The LA County Public Health announced 4,244 confirmed COVID-19 cases, bringing the total number to 140,307. Additionally, 73 people have died due to complications from the coronavirus and 2,103 patients are currently hospitalized (27% require intensive care and 19% are on ventilators).
The positivity rate among Angelenos remains at 9%.
“Today’s numbers are alarming and unfortunately are the result of many businesses and individuals not adhering to the basic public health requirements of distancing and wearing face coverings,” Dr. Barbara Ferrer, the county’s public health director, said in a daily briefing on Tuesday. “We are just not able to continue on a recovery journey without everyone doing their part. Keeping businesses open is only possible if we get back to slowing the spread.”
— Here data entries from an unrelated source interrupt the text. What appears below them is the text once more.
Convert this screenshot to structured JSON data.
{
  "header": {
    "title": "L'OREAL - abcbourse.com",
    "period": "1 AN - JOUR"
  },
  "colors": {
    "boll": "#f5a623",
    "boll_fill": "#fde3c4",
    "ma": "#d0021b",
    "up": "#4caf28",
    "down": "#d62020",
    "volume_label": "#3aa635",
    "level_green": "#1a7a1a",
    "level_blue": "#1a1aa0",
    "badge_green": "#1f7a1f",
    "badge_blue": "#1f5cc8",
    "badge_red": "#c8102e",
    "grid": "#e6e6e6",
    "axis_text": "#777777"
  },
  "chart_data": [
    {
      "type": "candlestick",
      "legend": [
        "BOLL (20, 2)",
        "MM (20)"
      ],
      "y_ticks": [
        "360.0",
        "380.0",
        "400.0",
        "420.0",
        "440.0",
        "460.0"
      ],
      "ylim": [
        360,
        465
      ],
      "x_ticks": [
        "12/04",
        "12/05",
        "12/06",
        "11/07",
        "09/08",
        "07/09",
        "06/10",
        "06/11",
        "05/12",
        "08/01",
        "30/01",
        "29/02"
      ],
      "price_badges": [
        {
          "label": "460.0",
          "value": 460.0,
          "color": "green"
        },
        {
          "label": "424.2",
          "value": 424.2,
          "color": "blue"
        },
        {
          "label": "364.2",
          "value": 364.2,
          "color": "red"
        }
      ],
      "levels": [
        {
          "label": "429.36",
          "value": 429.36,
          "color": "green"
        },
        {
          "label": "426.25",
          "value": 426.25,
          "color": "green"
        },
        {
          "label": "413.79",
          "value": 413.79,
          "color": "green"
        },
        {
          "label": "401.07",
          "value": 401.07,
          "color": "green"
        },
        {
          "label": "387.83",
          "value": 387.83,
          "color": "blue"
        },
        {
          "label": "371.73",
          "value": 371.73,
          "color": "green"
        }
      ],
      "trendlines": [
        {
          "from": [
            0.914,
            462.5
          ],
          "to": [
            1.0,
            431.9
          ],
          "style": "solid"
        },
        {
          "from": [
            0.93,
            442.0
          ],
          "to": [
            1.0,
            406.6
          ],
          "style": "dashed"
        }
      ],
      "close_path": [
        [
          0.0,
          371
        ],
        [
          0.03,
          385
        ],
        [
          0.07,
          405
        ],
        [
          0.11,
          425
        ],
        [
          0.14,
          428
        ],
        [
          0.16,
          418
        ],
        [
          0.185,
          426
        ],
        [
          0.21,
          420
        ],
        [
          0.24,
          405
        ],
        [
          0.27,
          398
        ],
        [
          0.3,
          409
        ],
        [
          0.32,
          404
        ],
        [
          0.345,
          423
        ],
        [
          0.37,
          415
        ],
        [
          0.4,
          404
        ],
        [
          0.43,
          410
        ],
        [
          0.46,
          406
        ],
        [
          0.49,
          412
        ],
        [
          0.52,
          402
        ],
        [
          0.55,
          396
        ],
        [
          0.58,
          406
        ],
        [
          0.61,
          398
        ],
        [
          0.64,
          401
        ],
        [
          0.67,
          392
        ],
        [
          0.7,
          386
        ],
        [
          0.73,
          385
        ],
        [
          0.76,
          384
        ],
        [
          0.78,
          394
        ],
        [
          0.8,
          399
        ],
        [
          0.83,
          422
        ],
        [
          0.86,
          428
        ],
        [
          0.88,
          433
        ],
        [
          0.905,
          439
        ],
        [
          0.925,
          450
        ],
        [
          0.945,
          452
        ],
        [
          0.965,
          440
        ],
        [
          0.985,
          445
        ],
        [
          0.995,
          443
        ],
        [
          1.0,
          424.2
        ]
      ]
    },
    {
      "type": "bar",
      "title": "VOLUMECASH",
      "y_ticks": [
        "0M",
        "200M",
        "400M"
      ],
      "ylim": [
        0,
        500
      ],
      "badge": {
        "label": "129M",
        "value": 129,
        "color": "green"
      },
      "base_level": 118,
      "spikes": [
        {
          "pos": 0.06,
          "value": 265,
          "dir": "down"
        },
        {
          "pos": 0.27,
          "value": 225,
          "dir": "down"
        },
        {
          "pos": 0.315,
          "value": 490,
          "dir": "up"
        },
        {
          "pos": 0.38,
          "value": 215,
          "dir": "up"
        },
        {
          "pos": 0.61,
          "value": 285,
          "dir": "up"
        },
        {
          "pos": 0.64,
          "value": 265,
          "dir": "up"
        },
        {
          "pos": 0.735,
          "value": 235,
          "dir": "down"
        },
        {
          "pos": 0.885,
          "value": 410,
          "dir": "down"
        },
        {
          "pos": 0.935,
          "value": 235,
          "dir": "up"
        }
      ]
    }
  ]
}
The spike in cases in LA County — which has the most countywide cases in the country — comes one day after California Gov. Gavin Newsom ordered new statewide lockdown mandates to mitigate the spread of the virus. In response, LA County issued an amended local health order to comply with the governor’s directive.
Ordered to close again were gyms, centers of worship, indoor protests, personal care services and salons, indoor malls, bars, indoor dining, indoor museums, indoor operations at zoos and aquariums and all large events and gatherings.
Sherry Younge, a Filipina American who owns a hair salon called The Artform Studio in the Highland Park neighborhood of Los Angeles, had reopened in mid-June after securing personal protective equipment for all of the staff, setting safety protocols for the salon, and having certain hours devoted to higher-risk clients.
“I am still calling it a new practice because this is what we’re going to have to live by for a very long time,” Younge told the Asian Journal.
On Monday, she was among the business owners who suddenly had to shut down again, though it was something she had anticipated would happen in the coming weeks.
”I knew that we could possibly shut down again, but I didn’t know when. I really thought it was going to be at least one more week so I was trying to get as many of my clients a little bit earlier to get them before the closure,” Younge said. “There was no possible way that everyone was going to be compliant. We’re very compliant when it comes to being clean for our clients. It’s not something where we take safety lightly so I was definitely frustrated when I heard, again, that we had to shut down. I believe that other industries that don’t require wearing a mask the whole time are the ones that should be shut down.”
She added that with the uncertainty around the latest round of closures, she will continue pivoting to online by offering lessons and videos on how clients at home can do their own hair cuts or coloring.
“These direct services are definitely what have been keeping us afloat for a very long time and to be stripped away from our livelihood, it’s so hard,” Younge said. “At least we have technology. Even if I do re-open, it’s still going to be a part of my services in between the physical clients that I see because there are people that are really at high risk.”
Newsom’s orders could potentially LA County closer to renewed stay-at-home orders, only allowing essential businesses to stay open given they follow social distancing protocol and mandate face coverings.
Los Angeles Mayor Eric Garcetti, whose efforts to slowly return city life back to normal, expressed concern in his daily COVID-19 update on Monday, saying that the city’s conditions could move its COVID-19 emergency status from “orange” to “red,” urging Angelenos to “stay home when you can, avoid gatherings and only visit businesses when you have to.”